Роб взял одного человечка и тут же вспомнил неуклюжие фигурки, которые сам мастерил лет в семь, когда сидел иногда часами, вырезая лошадку, или птичку, или девочку, и вовсе не потому, что ему так уж это занятие нравилось, просто упражнял волю, старался разогнать страх, который вызывало у него прикосновение к шершавой коре – сухой скорлупе дерева, чья сердцевина источает смолу, а кожа чешуйчатая, как у ящерицы, и неестественно теплая. Приземистый человечек с круглой головой, запавшими глазами, бесформенными ступнями и широко расставленными ногами. Вдоль правой ноги висел столь же топорно вырезанный кусочек дерева – примета пола. Сам не зная почему – разве что из желания победить страх – Роб сжал человечка в своей большой ладони и погладил кору. Все в порядке, можно не бояться – кора прекрасно отполирована, ладонь огрубела от работы на дороге. Он осторожно положил человечка рядом с его грудастой подругой и постоял немного в раздумье. Надо написать открытки (перед фильмом они заходили в аптеку, и он купил две открытки с видами Ричмонда) – Делле и Сильви. Это он и сделает сейчас, не думая о последствиях, ни для них, ни для него самого, только о радости, которую им доставит сознание, что он вспомнил о них на таком расстоянии. Деллу он увидит задолго до того, как она получит открытку, но уж такой-то пустяк он может для нее сделать. Сильви распорядится со своей, как ей вздумается – припрячет или покажет – предугадать невозможно (она иногда прятала свои письма по нескольку дней, а то и недель, прежде чем решала, кто будет читать их ей вслух).
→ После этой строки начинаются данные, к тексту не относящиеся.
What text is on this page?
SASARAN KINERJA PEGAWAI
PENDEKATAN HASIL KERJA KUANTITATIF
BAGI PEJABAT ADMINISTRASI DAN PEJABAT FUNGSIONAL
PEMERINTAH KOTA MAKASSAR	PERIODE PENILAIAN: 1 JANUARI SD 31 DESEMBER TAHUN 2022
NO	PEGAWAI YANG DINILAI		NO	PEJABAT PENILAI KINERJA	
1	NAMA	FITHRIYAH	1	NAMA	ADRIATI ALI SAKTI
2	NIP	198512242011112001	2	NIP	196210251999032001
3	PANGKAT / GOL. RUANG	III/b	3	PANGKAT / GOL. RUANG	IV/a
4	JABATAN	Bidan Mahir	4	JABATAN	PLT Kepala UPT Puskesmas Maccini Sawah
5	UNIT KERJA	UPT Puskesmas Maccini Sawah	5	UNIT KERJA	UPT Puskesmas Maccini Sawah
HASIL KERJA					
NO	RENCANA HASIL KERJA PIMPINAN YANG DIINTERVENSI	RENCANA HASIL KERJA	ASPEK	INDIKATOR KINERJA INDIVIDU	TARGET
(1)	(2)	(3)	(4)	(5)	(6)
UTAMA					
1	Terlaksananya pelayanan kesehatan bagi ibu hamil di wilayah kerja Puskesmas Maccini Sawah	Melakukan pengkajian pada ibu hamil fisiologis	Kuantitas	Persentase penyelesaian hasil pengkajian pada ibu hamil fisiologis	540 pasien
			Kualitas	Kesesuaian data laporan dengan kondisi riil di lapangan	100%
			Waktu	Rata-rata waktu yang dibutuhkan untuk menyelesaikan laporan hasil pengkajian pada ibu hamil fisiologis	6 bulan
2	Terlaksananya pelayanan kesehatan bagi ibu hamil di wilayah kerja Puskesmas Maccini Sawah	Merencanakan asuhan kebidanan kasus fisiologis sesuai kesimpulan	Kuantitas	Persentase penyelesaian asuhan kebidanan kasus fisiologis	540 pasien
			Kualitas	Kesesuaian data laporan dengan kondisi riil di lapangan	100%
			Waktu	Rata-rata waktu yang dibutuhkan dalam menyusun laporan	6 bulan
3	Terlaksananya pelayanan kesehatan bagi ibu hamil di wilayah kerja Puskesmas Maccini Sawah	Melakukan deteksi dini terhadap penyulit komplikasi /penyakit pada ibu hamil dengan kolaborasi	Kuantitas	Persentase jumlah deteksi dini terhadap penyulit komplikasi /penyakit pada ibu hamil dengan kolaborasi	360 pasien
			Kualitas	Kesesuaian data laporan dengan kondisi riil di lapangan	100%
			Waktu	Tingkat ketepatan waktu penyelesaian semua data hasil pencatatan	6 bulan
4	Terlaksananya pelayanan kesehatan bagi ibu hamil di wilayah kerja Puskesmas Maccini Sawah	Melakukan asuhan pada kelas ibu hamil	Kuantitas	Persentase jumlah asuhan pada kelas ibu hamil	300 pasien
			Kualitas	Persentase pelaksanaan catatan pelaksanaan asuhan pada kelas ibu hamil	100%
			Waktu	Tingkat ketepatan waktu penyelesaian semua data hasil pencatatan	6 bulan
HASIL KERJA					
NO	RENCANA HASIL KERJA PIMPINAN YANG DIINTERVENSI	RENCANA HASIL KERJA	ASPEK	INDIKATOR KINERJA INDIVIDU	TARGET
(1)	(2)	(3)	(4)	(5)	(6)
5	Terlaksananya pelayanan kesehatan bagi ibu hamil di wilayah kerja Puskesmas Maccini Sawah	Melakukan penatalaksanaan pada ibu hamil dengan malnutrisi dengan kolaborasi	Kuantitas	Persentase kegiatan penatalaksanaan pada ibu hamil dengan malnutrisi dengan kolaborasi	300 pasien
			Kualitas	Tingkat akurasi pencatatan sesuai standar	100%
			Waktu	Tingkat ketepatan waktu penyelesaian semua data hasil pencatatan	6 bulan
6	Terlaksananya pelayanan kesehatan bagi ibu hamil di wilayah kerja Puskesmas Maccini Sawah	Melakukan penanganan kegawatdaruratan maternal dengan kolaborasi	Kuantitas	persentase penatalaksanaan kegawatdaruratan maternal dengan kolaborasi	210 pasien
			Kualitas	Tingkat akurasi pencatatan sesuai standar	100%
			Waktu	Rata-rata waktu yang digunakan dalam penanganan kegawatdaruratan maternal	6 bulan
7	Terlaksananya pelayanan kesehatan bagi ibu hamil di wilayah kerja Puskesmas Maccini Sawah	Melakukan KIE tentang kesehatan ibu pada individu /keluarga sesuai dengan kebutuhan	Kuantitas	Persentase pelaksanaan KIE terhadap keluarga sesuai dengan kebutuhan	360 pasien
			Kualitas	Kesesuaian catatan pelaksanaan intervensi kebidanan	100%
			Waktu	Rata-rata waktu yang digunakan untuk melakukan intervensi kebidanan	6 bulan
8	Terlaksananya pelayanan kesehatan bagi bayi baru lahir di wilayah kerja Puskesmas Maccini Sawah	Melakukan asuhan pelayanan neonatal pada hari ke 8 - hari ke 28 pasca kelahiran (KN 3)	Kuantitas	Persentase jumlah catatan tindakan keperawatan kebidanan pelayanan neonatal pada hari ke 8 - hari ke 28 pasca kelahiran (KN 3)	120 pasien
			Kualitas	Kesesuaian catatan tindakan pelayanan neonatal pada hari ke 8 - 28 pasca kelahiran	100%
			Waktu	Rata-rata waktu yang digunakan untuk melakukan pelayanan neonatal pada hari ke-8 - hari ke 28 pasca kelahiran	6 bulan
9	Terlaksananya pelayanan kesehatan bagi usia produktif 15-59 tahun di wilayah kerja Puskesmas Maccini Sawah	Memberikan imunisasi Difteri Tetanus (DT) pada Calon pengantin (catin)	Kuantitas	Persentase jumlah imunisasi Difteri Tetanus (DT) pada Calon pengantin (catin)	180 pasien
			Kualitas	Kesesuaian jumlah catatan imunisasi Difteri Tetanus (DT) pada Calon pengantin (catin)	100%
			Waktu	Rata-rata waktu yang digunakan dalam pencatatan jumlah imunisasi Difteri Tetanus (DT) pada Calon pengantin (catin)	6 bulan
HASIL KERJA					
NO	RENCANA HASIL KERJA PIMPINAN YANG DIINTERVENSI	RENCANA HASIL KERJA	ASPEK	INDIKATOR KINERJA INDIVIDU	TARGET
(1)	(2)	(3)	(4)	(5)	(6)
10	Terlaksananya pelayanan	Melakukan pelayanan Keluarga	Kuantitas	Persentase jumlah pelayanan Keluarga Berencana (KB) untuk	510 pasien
Он подошел к письменному столу, на котором оставил открытки, и сел, рассчитывая найти ручку или хотя бы химический карандаш. Но не нашел. Только несколько писем, адресованных отцу, и стопки ученических работ, которые отец проверял днем. Роб взял верхнюю: «Джонатан Симпкин. Выпускное сочинение. „Что я думаю о Laus Deo[9] Уитьера“. В поэме говорится, что мистер Уитьер рад был узнать об освобождении. Он живет на севере и там узнал об этом. Прежде всего он обращается к богу на латинском языке». Роб положил сочинение на место, подумав, что оно мало чем отличается от его собственного «Выпускного сочинения», если не считать ошибок, которые отец педантично исправил красным карандашом (работы Роба проверяла тетя Рина и частенько выручала его). Как можно все-таки посвящать жизнь натаскиванию в правописании будущих каменщиков и фермеров; запихиванию слов во рты, которым требуется отнюдь не эта пища?
Роб вспомнил, что сказал его отец о Хэт: «Совсем помешалась от утрат и одиночества». А не правильно ли это в отношении всех остальных известных ему Мейфилдов – отца, Грейнджера, его самого – прирожденного нытика? Он не стал углубляться в мысли – они уже достаточно испортили ему поездку – и все же не мог не подумать, что какие бы невзгоды ни выпадали на долю Форреста Мейфилда в прошлом или в настоящем, сегодня он великолепно изобразил полное удовлетворение жизнью, – почему, мол, не ходить в упряжке, когда хомут не давит, поклажа не тяжела, колеса смазаны, по ровной дороге катятся бесшумно?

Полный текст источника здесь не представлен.